In the recently published BGU study, the group evaluated the therapeutic effects of low- and high-frequency magnetic therapy as compared with fake therapy in 24 patients with PTSD recruited from the inpatient and outpatient treatment programs at Cohen’s clinic.

The patients were randomly divided into three groups: some received the high frequency magnetic stimulation, other will have low frequency magnetic stimulation, while others received therapy without the magnetic therapy (placebo). Treatment was administered during their daily 20-minute sessions during a 2-week period.

The stimulation was applied to the region of the brain called the prefrontal cortex, which has an “important role in mediating responses to stressful situations,” Cohen says.

Drug treatment was neither stopped nor changed in the three weeks prior to the study or during the study. Patients continued to receive the same individual and group supportive psychotherapy as before the intervention. The severity of PTSD, depression and anxiety were blindly assessed before, during, and after completion of the treatment protocol.

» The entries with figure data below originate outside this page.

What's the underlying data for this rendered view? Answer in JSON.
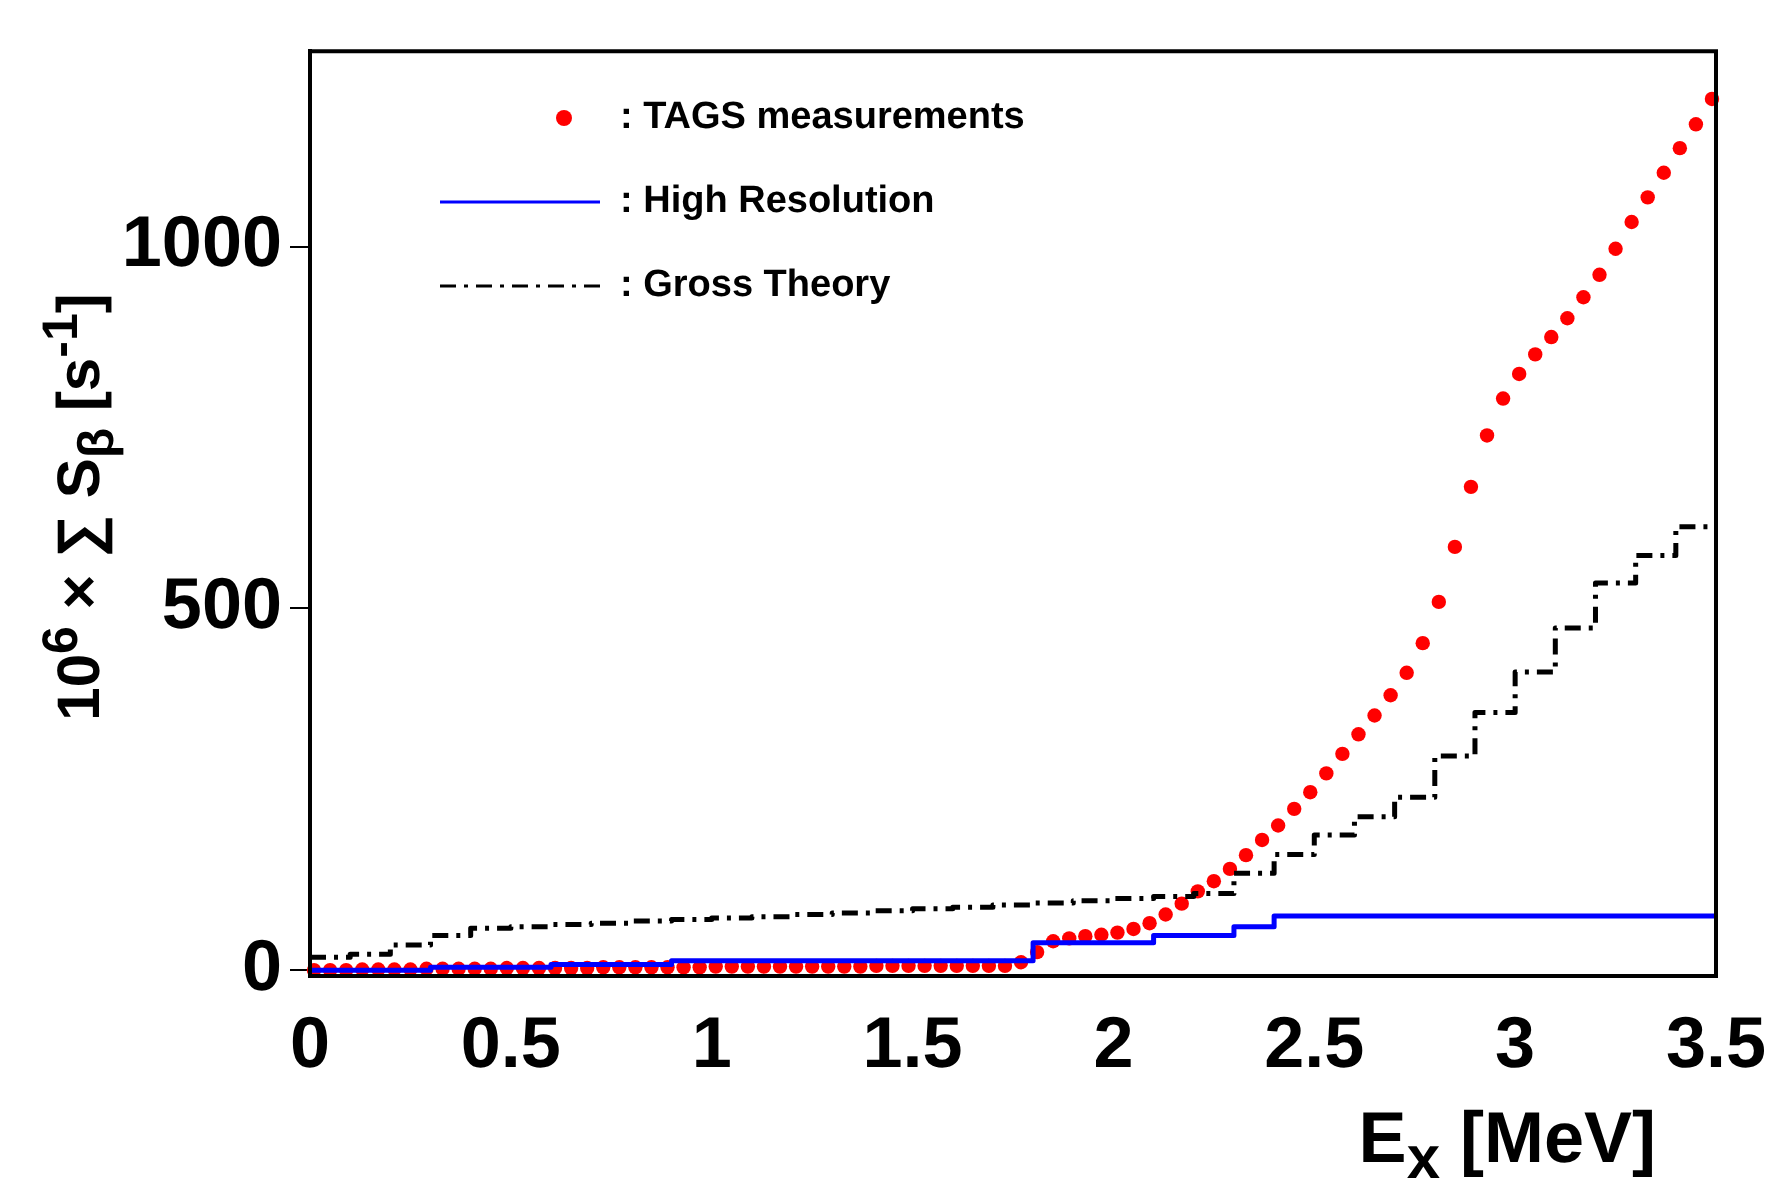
{
  "chart_data": {
    "type": "scatter",
    "xlabel": "E$_{x}$ [MeV]",
    "ylabel": "10$^{6}$ × ∑ S$_{β}$ [s$^{-1}$]",
    "xlim": [
      0,
      3.5
    ],
    "xticks": [
      0,
      0.5,
      1,
      1.5,
      2,
      2.5,
      3,
      3.5
    ],
    "ylim": [
      -8,
      1270
    ],
    "yticks": [
      0,
      500,
      1000
    ],
    "grid": false,
    "legend": "top left",
    "series": [
      {
        "name": ": TAGS measurements",
        "color": "#ff0000",
        "marker": "circle",
        "x": [
          0.01,
          0.05,
          0.09,
          0.13,
          0.17,
          0.21,
          0.25,
          0.29,
          0.33,
          0.37,
          0.41,
          0.45,
          0.49,
          0.53,
          0.57,
          0.61,
          0.65,
          0.69,
          0.73,
          0.77,
          0.81,
          0.85,
          0.89,
          0.93,
          0.97,
          1.01,
          1.05,
          1.09,
          1.13,
          1.17,
          1.21,
          1.25,
          1.29,
          1.33,
          1.37,
          1.41,
          1.45,
          1.49,
          1.53,
          1.57,
          1.61,
          1.65,
          1.69,
          1.73,
          1.77,
          1.81,
          1.85,
          1.89,
          1.93,
          1.97,
          2.01,
          2.05,
          2.09,
          2.13,
          2.17,
          2.21,
          2.25,
          2.29,
          2.33,
          2.37,
          2.41,
          2.45,
          2.49,
          2.53,
          2.57,
          2.61,
          2.65,
          2.69,
          2.73,
          2.77,
          2.81,
          2.85,
          2.89,
          2.93,
          2.97,
          3.01,
          3.05,
          3.09,
          3.13,
          3.17,
          3.21,
          3.25,
          3.29,
          3.33,
          3.37,
          3.41,
          3.45,
          3.49
        ],
        "values": [
          0,
          0,
          0,
          1,
          1,
          1,
          1,
          2,
          2,
          2,
          2,
          2,
          3,
          3,
          3,
          3,
          3,
          3,
          4,
          4,
          4,
          4,
          4,
          4,
          4,
          5,
          5,
          5,
          5,
          5,
          5,
          5,
          5,
          5,
          5,
          6,
          6,
          6,
          6,
          6,
          6,
          6,
          6,
          6,
          11,
          25,
          40,
          44,
          47,
          49,
          52,
          57,
          65,
          77,
          92,
          109,
          123,
          140,
          159,
          180,
          200,
          223,
          246,
          272,
          299,
          326,
          352,
          380,
          411,
          452,
          509,
          585,
          668,
          739,
          790,
          824,
          851,
          875,
          901,
          930,
          961,
          997,
          1034,
          1068,
          1102,
          1136,
          1169,
          1204
        ]
      },
      {
        "name": ": High Resolution",
        "type": "step",
        "color": "#0000ff",
        "line_style": "solid",
        "marker": "none",
        "x": [
          0,
          0.3,
          0.6,
          0.9,
          1.8,
          2.1,
          2.3,
          2.4,
          3.5
        ],
        "values": [
          0,
          4,
          8,
          13,
          38,
          48,
          60,
          75,
          75
        ]
      },
      {
        "name": ": Gross Theory",
        "type": "step",
        "color": "#000000",
        "line_style": "dashed",
        "marker": "none",
        "x": [
          0,
          0.1,
          0.2,
          0.3,
          0.4,
          0.5,
          0.6,
          0.7,
          0.8,
          0.9,
          1.0,
          1.1,
          1.2,
          1.3,
          1.4,
          1.5,
          1.6,
          1.7,
          1.8,
          1.9,
          2.0,
          2.1,
          2.2,
          2.3,
          2.4,
          2.5,
          2.6,
          2.7,
          2.8,
          2.9,
          3.0,
          3.1,
          3.2,
          3.3,
          3.4,
          3.5
        ],
        "values": [
          18,
          22,
          35,
          48,
          58,
          60,
          63,
          65,
          68,
          70,
          72,
          74,
          77,
          79,
          82,
          85,
          87,
          90,
          93,
          96,
          99,
          102,
          106,
          134,
          160,
          187,
          212,
          239,
          296,
          356,
          412,
          473,
          535,
          573,
          613,
          613
        ]
      }
    ]
  }
}
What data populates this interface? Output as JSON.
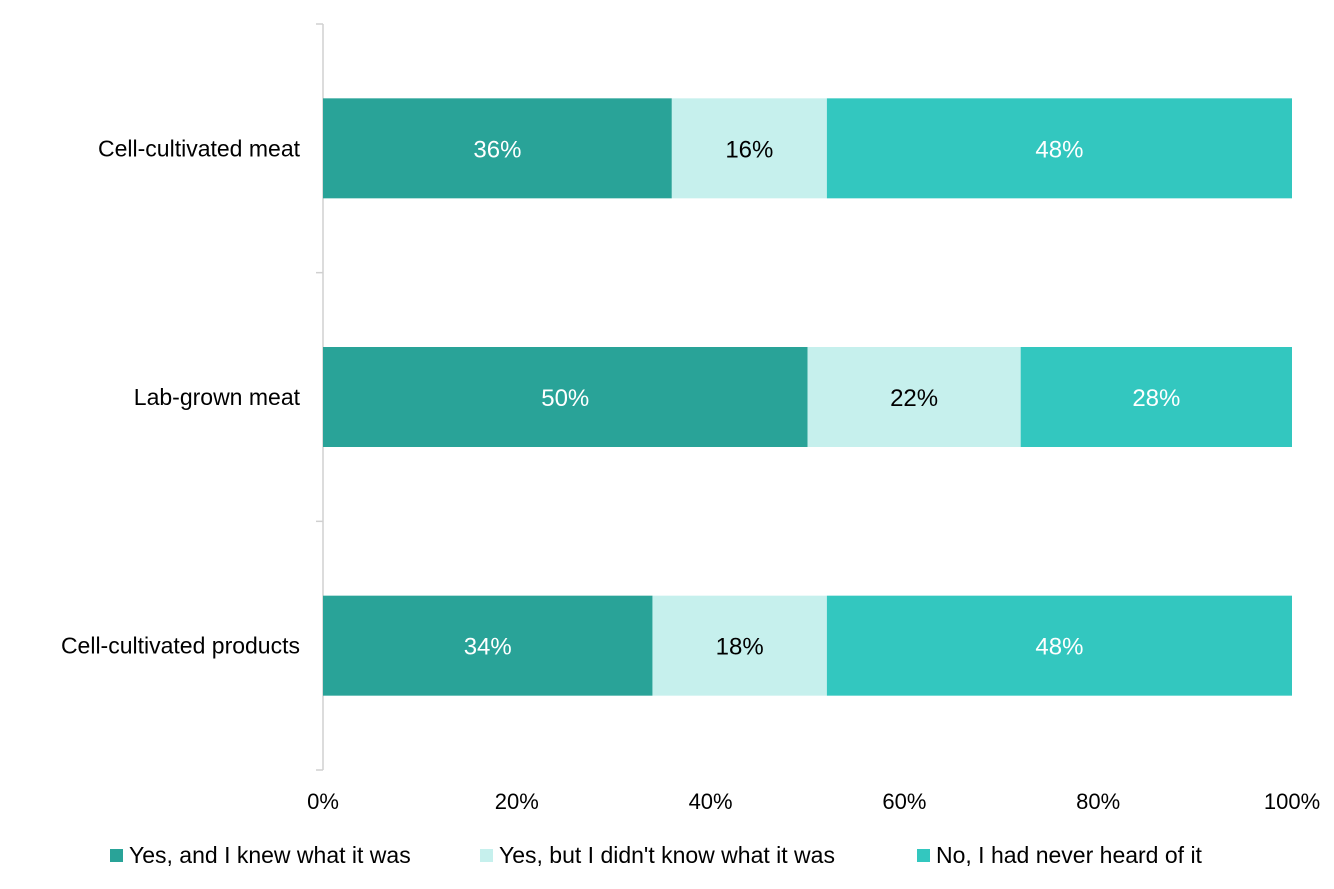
{
  "chart_data": {
    "type": "bar",
    "orientation": "horizontal",
    "stacked": true,
    "categories": [
      "Cell-cultivated meat",
      "Lab-grown meat",
      "Cell-cultivated products"
    ],
    "series": [
      {
        "name": "Yes, and I knew what it was",
        "values": [
          36,
          50,
          34
        ],
        "color": "#29a398",
        "label_color": "#ffffff"
      },
      {
        "name": "Yes, but I didn't know what it was",
        "values": [
          16,
          22,
          18
        ],
        "color": "#c6f0ed",
        "label_color": "#000000"
      },
      {
        "name": "No, I had never heard of it",
        "values": [
          48,
          28,
          48
        ],
        "color": "#33c7bf",
        "label_color": "#ffffff"
      }
    ],
    "xlim": [
      0,
      100
    ],
    "xticks": [
      "0%",
      "20%",
      "40%",
      "60%",
      "80%",
      "100%"
    ],
    "value_suffix": "%",
    "legend_position": "bottom",
    "grid": false
  }
}
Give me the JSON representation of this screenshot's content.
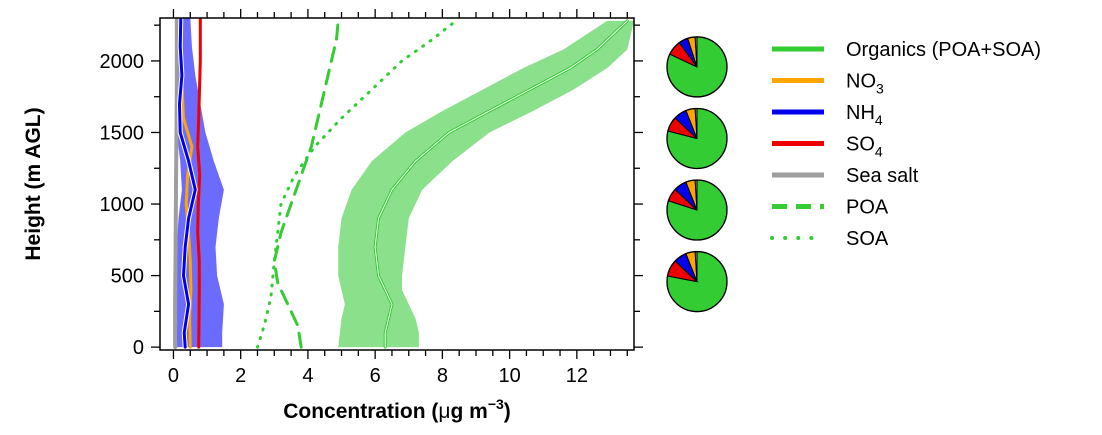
{
  "chart_data": {
    "type": "line",
    "title": "",
    "xlabel": {
      "main": "Concentration (",
      "mu": "μ",
      "g": "g m",
      "sup": "−3",
      "close": ")"
    },
    "ylabel": "Height (m AGL)",
    "xlim": [
      -0.4,
      13.7
    ],
    "ylim": [
      -20,
      2300
    ],
    "xticks": [
      0,
      2,
      4,
      6,
      8,
      10,
      12
    ],
    "yticks": [
      0,
      500,
      1000,
      1500,
      2000
    ],
    "grid": false,
    "legend_position": "right",
    "colors": {
      "organics": "#33cc33",
      "organics_band": "#8be08b",
      "no3": "#ffa500",
      "nh4": "#0000ee",
      "nh4_band": "#6b6bff",
      "so4": "#ee0000",
      "seasalt": "#9e9e9e",
      "axis": "#000000"
    },
    "legend": [
      {
        "key": "organics",
        "label": "Organics (POA+SOA)",
        "style": "solid",
        "color": "#33cc33"
      },
      {
        "key": "no3",
        "label": "NO",
        "sub": "3",
        "style": "solid",
        "color": "#ffa500"
      },
      {
        "key": "nh4",
        "label": "NH",
        "sub": "4",
        "style": "solid",
        "color": "#0000ee"
      },
      {
        "key": "so4",
        "label": "SO",
        "sub": "4",
        "style": "solid",
        "color": "#ee0000"
      },
      {
        "key": "seasalt",
        "label": "Sea salt",
        "style": "solid",
        "color": "#9e9e9e"
      },
      {
        "key": "poa",
        "label": "POA",
        "style": "dashed",
        "color": "#33cc33"
      },
      {
        "key": "soa",
        "label": "SOA",
        "style": "dotted",
        "color": "#33cc33"
      }
    ],
    "series": [
      {
        "key": "organics",
        "style": "solid",
        "x": [
          6.3,
          6.3,
          6.4,
          6.5,
          6.3,
          6.1,
          6.0,
          6.1,
          6.5,
          7.2,
          8.2,
          9.4,
          10.6,
          11.8,
          12.6,
          13.5
        ],
        "y": [
          0,
          100,
          200,
          300,
          400,
          500,
          700,
          900,
          1100,
          1300,
          1500,
          1650,
          1800,
          1950,
          2080,
          2280
        ]
      },
      {
        "key": "organics_band",
        "style": "band",
        "x_low": [
          4.9,
          4.95,
          5.0,
          5.1,
          5.0,
          4.9,
          4.9,
          5.0,
          5.3,
          5.9,
          6.9,
          8.0,
          9.2,
          10.4,
          11.6,
          12.9
        ],
        "x_high": [
          7.3,
          7.3,
          7.2,
          7.0,
          6.8,
          6.8,
          6.9,
          7.0,
          7.4,
          8.3,
          9.4,
          10.7,
          11.9,
          12.9,
          13.5,
          13.7
        ],
        "y": [
          0,
          100,
          200,
          300,
          400,
          500,
          700,
          900,
          1100,
          1300,
          1500,
          1650,
          1800,
          1950,
          2080,
          2280
        ]
      },
      {
        "key": "poa",
        "style": "dashed",
        "x": [
          3.8,
          3.7,
          3.4,
          3.1,
          3.0,
          3.2,
          3.5,
          3.8,
          4.1,
          4.3,
          4.5,
          4.7,
          4.85,
          4.9
        ],
        "y": [
          0,
          150,
          300,
          450,
          600,
          800,
          1000,
          1200,
          1400,
          1600,
          1800,
          2000,
          2150,
          2280
        ]
      },
      {
        "key": "soa",
        "style": "dotted",
        "x": [
          2.5,
          2.7,
          2.9,
          3.0,
          3.1,
          3.2,
          3.6,
          4.2,
          5.0,
          5.9,
          6.8,
          7.7,
          8.4
        ],
        "y": [
          0,
          150,
          350,
          600,
          800,
          1000,
          1200,
          1400,
          1600,
          1800,
          2000,
          2150,
          2280
        ]
      },
      {
        "key": "seasalt",
        "style": "solid",
        "x": [
          0.05,
          0.05,
          0.06,
          0.07,
          0.08,
          0.09,
          0.1,
          0.1
        ],
        "y": [
          0,
          300,
          600,
          900,
          1200,
          1500,
          1800,
          2300
        ]
      },
      {
        "key": "so4",
        "style": "solid",
        "x": [
          0.75,
          0.76,
          0.77,
          0.77,
          0.72,
          0.74,
          0.78,
          0.72,
          0.75,
          0.8,
          0.8
        ],
        "y": [
          0,
          200,
          400,
          600,
          800,
          1000,
          1200,
          1400,
          1600,
          2000,
          2300
        ]
      },
      {
        "key": "no3",
        "style": "solid",
        "x": [
          0.5,
          0.48,
          0.52,
          0.5,
          0.45,
          0.38,
          0.42,
          0.55,
          0.3,
          0.22,
          0.2
        ],
        "y": [
          0,
          200,
          400,
          600,
          800,
          1000,
          1200,
          1400,
          1600,
          2000,
          2300
        ]
      },
      {
        "key": "nh4",
        "style": "solid",
        "x": [
          0.35,
          0.32,
          0.45,
          0.3,
          0.35,
          0.45,
          0.65,
          0.45,
          0.2,
          0.18,
          0.25,
          0.2,
          0.22
        ],
        "y": [
          0,
          100,
          300,
          500,
          700,
          900,
          1100,
          1300,
          1500,
          1700,
          1900,
          2100,
          2300
        ]
      },
      {
        "key": "nh4_band",
        "style": "band",
        "x_low": [
          0.1,
          0.1,
          0.1,
          0.1,
          0.1,
          0.15,
          0.25,
          0.2,
          0.1,
          0.1,
          0.1,
          0.1,
          0.1
        ],
        "x_high": [
          1.45,
          1.45,
          1.5,
          1.3,
          1.25,
          1.35,
          1.5,
          1.2,
          0.95,
          0.8,
          0.65,
          0.55,
          0.5
        ],
        "y": [
          0,
          100,
          300,
          500,
          700,
          900,
          1100,
          1300,
          1500,
          1700,
          1900,
          2100,
          2300
        ]
      }
    ],
    "pies": [
      {
        "height": 2000,
        "slices": [
          {
            "key": "organics",
            "value": 82
          },
          {
            "key": "so4",
            "value": 8
          },
          {
            "key": "nh4",
            "value": 5
          },
          {
            "key": "no3",
            "value": 4
          },
          {
            "key": "seasalt",
            "value": 1
          }
        ]
      },
      {
        "height": 1500,
        "slices": [
          {
            "key": "organics",
            "value": 79
          },
          {
            "key": "so4",
            "value": 8
          },
          {
            "key": "nh4",
            "value": 7
          },
          {
            "key": "no3",
            "value": 5
          },
          {
            "key": "seasalt",
            "value": 1
          }
        ]
      },
      {
        "height": 1000,
        "slices": [
          {
            "key": "organics",
            "value": 80
          },
          {
            "key": "so4",
            "value": 7
          },
          {
            "key": "nh4",
            "value": 7
          },
          {
            "key": "no3",
            "value": 5
          },
          {
            "key": "seasalt",
            "value": 1
          }
        ]
      },
      {
        "height": 500,
        "slices": [
          {
            "key": "organics",
            "value": 78
          },
          {
            "key": "so4",
            "value": 9
          },
          {
            "key": "nh4",
            "value": 7
          },
          {
            "key": "no3",
            "value": 5
          },
          {
            "key": "seasalt",
            "value": 1
          }
        ]
      }
    ]
  }
}
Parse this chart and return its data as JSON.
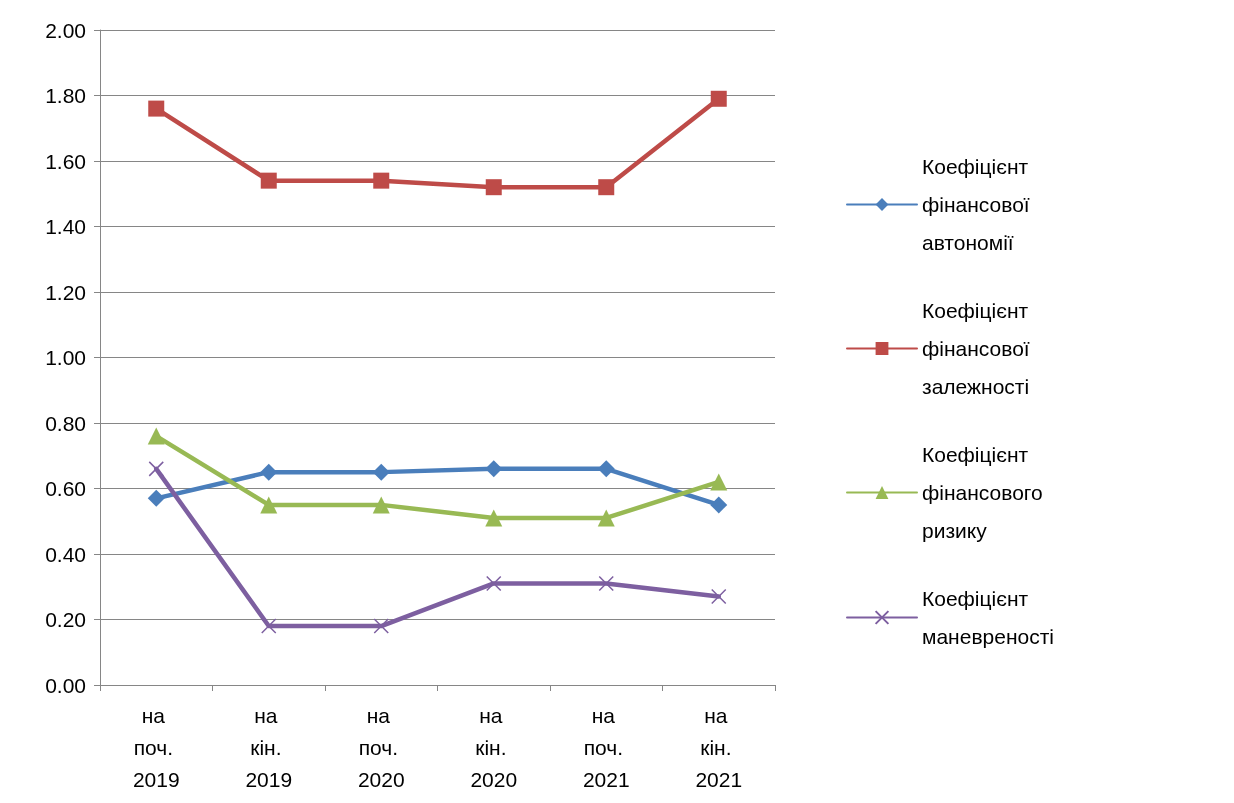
{
  "chart_data": {
    "type": "line",
    "categories": [
      "на поч. 2019",
      "на кін. 2019",
      "на поч. 2020",
      "на кін. 2020",
      "на поч. 2021",
      "на кін. 2021"
    ],
    "ylim": [
      0,
      2
    ],
    "yticks": [
      {
        "value": 0,
        "label": "0.00"
      },
      {
        "value": 0.2,
        "label": "0.20"
      },
      {
        "value": 0.4,
        "label": "0.40"
      },
      {
        "value": 0.6,
        "label": "0.60"
      },
      {
        "value": 0.8,
        "label": "0.80"
      },
      {
        "value": 1,
        "label": "1.00"
      },
      {
        "value": 1.2,
        "label": "1.20"
      },
      {
        "value": 1.4,
        "label": "1.40"
      },
      {
        "value": 1.6,
        "label": "1.60"
      },
      {
        "value": 1.8,
        "label": "1.80"
      },
      {
        "value": 2,
        "label": "2.00"
      }
    ],
    "grid": "y",
    "legend": "right",
    "line_style": "solid",
    "series": [
      {
        "name": "Коефіцієнт фінансової автономії",
        "color": "#4a7ebb",
        "marker": "diamond",
        "values": [
          0.57,
          0.65,
          0.65,
          0.66,
          0.66,
          0.55
        ]
      },
      {
        "name": "Коефіцієнт фінансової залежності",
        "color": "#be4b48",
        "marker": "square",
        "values": [
          1.76,
          1.54,
          1.54,
          1.52,
          1.52,
          1.79
        ]
      },
      {
        "name": "Коефіцієнт фінансового ризику",
        "color": "#98b954",
        "marker": "triangle",
        "values": [
          0.76,
          0.55,
          0.55,
          0.51,
          0.51,
          0.62
        ]
      },
      {
        "name": "Коефіцієнт маневреності",
        "color": "#7d5fa0",
        "marker": "cross",
        "values": [
          0.66,
          0.18,
          0.18,
          0.31,
          0.31,
          0.27
        ]
      }
    ]
  }
}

The team found that the magnet therapy had a positive effect, and specifically that patients experience more improvement with high-frequency therapy than low-frequency therapy or the placebo therapy. After their ten daily treatments, the high-frequency therapy patients experienced greater reductions in anxiety, greater feelings of comfort and slept better.

Generally the treatment was well tolerated and cooperation was excellent among all patients who completed the course and it had no effect on any patient?s blood pressure or heart rate during the treatments. No serious side effects as seizures, neurological complications, or cognitive difficulties occurred.

Cohen says that the results of this relatively small preliminary study means that continuing trials of high-frequency magnetic therapy with PTSD patients should be conducted.

She notes that while most pharmacological treatment improves the depressive and anxiety aspects of PTSD more than the core symptoms, the TMS therapy appeared to spark improvement in the PTSD core symptoms more directly than medication. This widens the scope and possibilities of the treatment efficacy of TMS.

But Cohen remains cautious. “It is still in the research phase, and preliminary, but what we have found gives us the green light to continue. It is a good beginning and points to a direction that is a promising avenue for the continuation of the research with PTSD patients.”